Adem wordt me benomen.
En mijn vaardigheid als koorddanser.
Mijn liefste Lydia, natuurlijk
Bekoor je me met je klare lijn, haar gorgelende sieraden
Haar puntig vooruitgeschoven meanders.
Dank je dat je me optilt uit krukken en ketenen
Die dagenraad en valavond tot noemer maken
Van eenzelfde besmettelijke breuk.
Al lukt het mijn klompvoeten niet
Op druk bewaakte pleinen en markten
Deze val te ontwijken en er jongensachtig
Over heen te springen, als over een afgrond.
Daar neuriet fataal elke lijn een tragisch lied
In haar vizier doorlopend naar de afloop
Wacht de cirkel en draait haar de ultieme loer.
Zo leven we: desondanks!
Ondanks de slechte boeken die je in één ruk uitleest
Ter staving van een reeds wankelende immuniteit
Tegen komkommers en grammaticale nieuwigheden.
Geen risico verrast te worden door een ontwaken
In rozen die plots onwelkome doornen dragen.
Zonder pauzeren. Zelfs de oogluikende uitgever
Merkt in de marge niet de virussen en bacteriën
Die veldslagen winnen tegen wie eraan verzaakte
Verdere stappen te zetten in steenslag, puin en moeras.

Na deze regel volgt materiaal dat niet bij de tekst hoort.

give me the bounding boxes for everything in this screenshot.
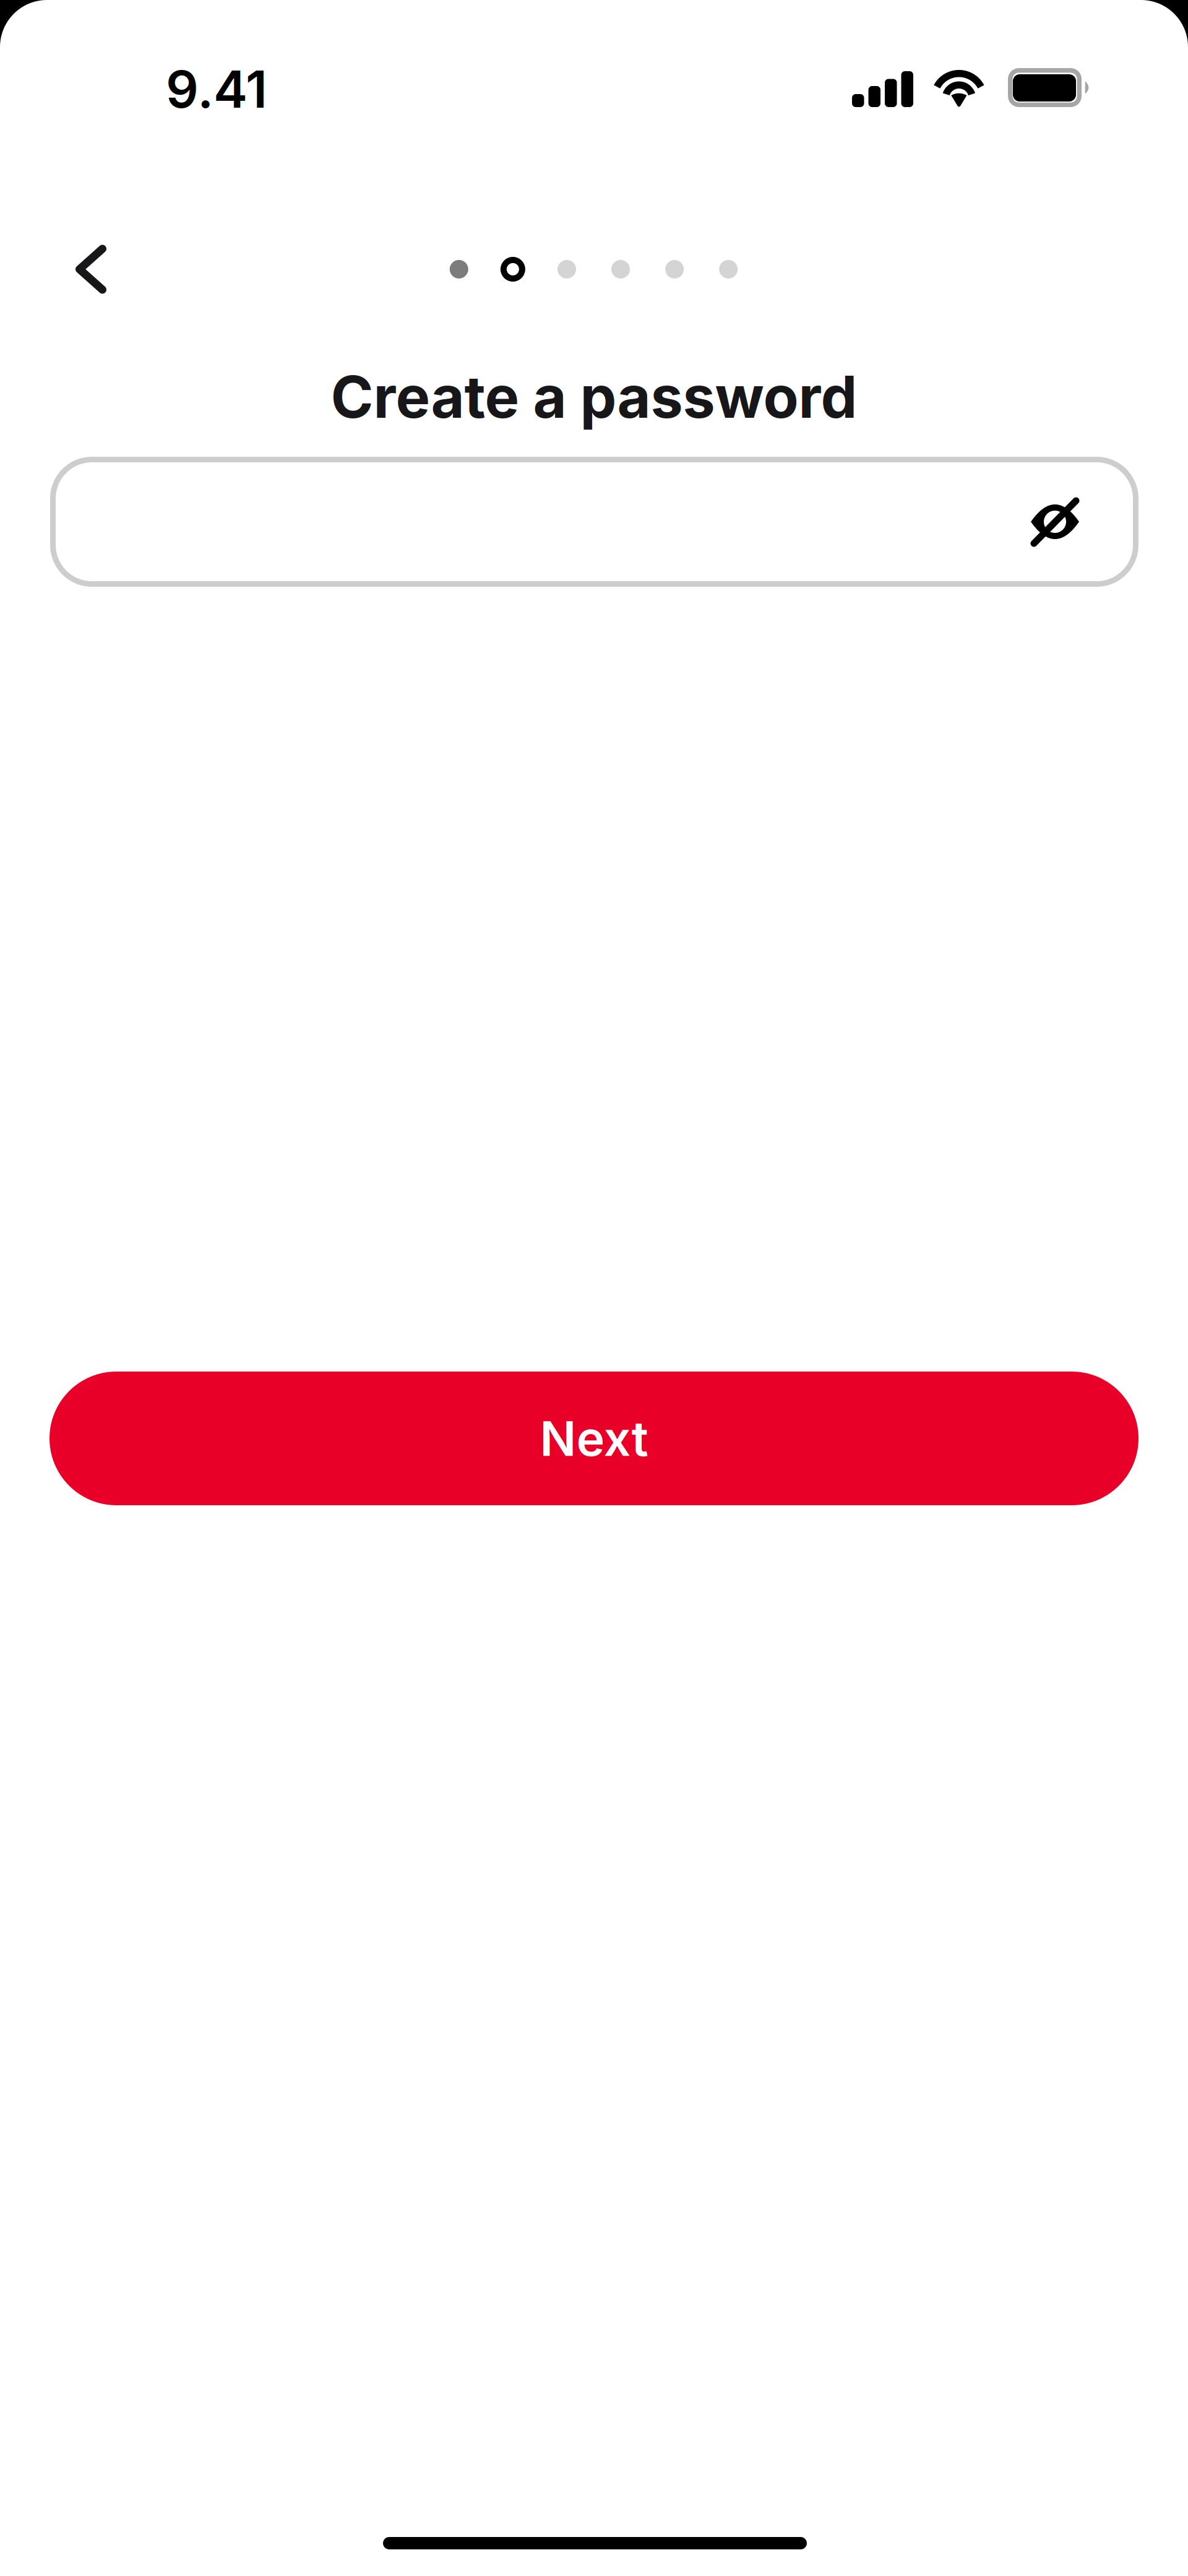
button[interactable]: Back	[75, 239, 161, 300]
staticText: Create a password	[331, 362, 857, 432]
staticText: Next	[540, 1409, 648, 1467]
button[interactable]: Next	[50, 1372, 1138, 1505]
button[interactable]: Show password	[1009, 475, 1101, 568]
staticText: 9.41	[166, 58, 267, 120]
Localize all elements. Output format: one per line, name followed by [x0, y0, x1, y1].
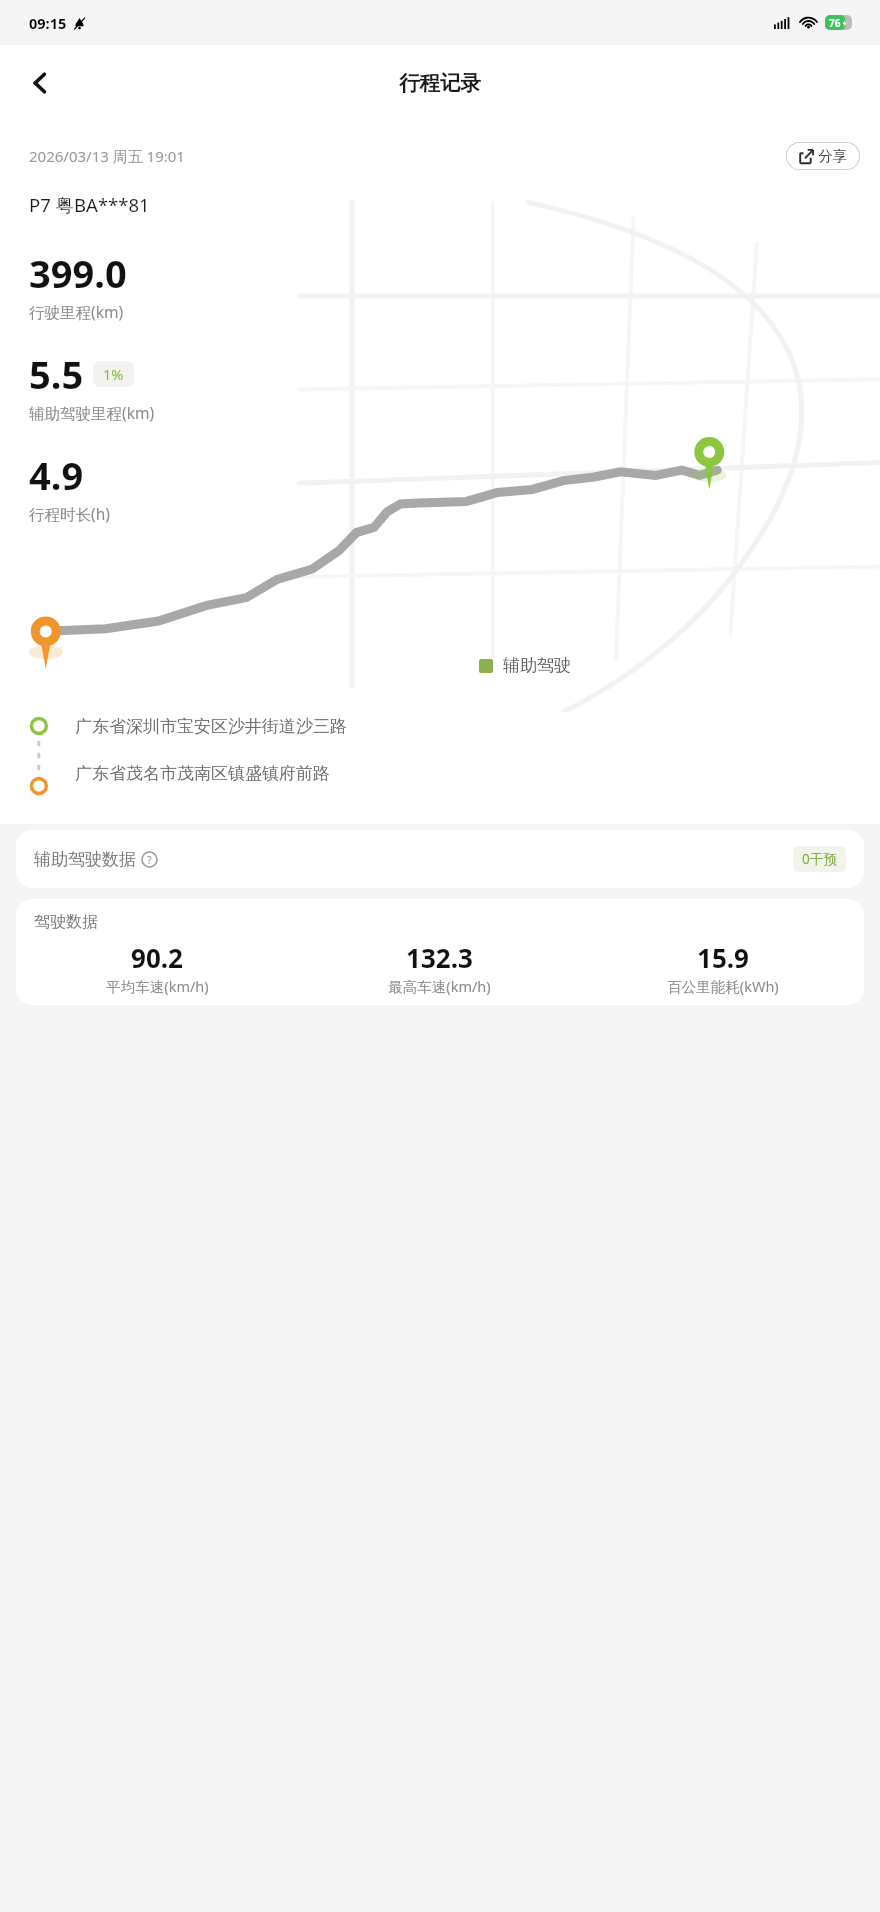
staticText: 百公里能耗(kWh): [667, 976, 779, 996]
staticText: 90.2: [131, 940, 183, 975]
staticText: 0干预: [802, 850, 837, 868]
staticText: 4.9: [29, 449, 84, 501]
staticText: 驾驶数据: [34, 912, 98, 932]
staticText: 辅助驾驶数据: [34, 849, 136, 870]
staticText: P7 粤BA***81: [29, 192, 150, 217]
staticText: 行程记录: [399, 70, 481, 96]
button[interactable]: Back: [14, 57, 66, 109]
staticText: 76: [829, 16, 841, 30]
staticText: 2026/03/13 周五 19:01: [29, 146, 185, 166]
staticText: 辅助驾驶: [503, 655, 571, 676]
staticText: 399.0: [29, 247, 127, 299]
staticText: 平均车速(km/h): [106, 976, 209, 996]
staticText: 广东省深圳市宝安区沙井街道沙三路: [75, 716, 347, 737]
staticText: 09:15: [29, 13, 67, 33]
staticText: ?: [147, 852, 152, 867]
staticText: 132.3: [406, 940, 473, 975]
staticText: 行程时长(h): [29, 503, 110, 524]
staticText: 辅助驾驶里程(km): [29, 402, 155, 423]
button[interactable]: 辅助驾驶数据: [16, 830, 864, 888]
staticText: 15.9: [697, 940, 749, 975]
staticText: 分享: [818, 147, 847, 165]
staticText: 行驶里程(km): [29, 301, 124, 322]
staticText: 1%: [103, 364, 124, 384]
staticText: 广东省茂名市茂南区镇盛镇府前路: [75, 763, 330, 784]
staticText: 最高车速(km/h): [388, 976, 491, 996]
button[interactable]: 分享: [786, 142, 860, 170]
staticText: 5.5: [29, 348, 84, 400]
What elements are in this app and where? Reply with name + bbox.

Zie, je brave Maarten: rond en volmaakt
Heeft hij het geboortekanaal verlaten.
Hoe zou hij dichter kunnen worden? Of denker?
Hij is reeds met volgroeide hersens geboren.
Zelf sta ik nooit in het midden of in de volle zon.
Bij een lijn flirt ik met de zijkant. Ik heb zelfs keus.
En in een cirkel verban ik me naar de periferie.
Eén been binnen, één buiten: het lijkt een slimme list
Om niet op beide plaatsen laag bij de grond
Roemloos te vergaan als invalide en gebrekkige.
Ten hemel varen: zonder twijfel.
Maar hoe hoog? Zeg het me! En tussen welke wolken?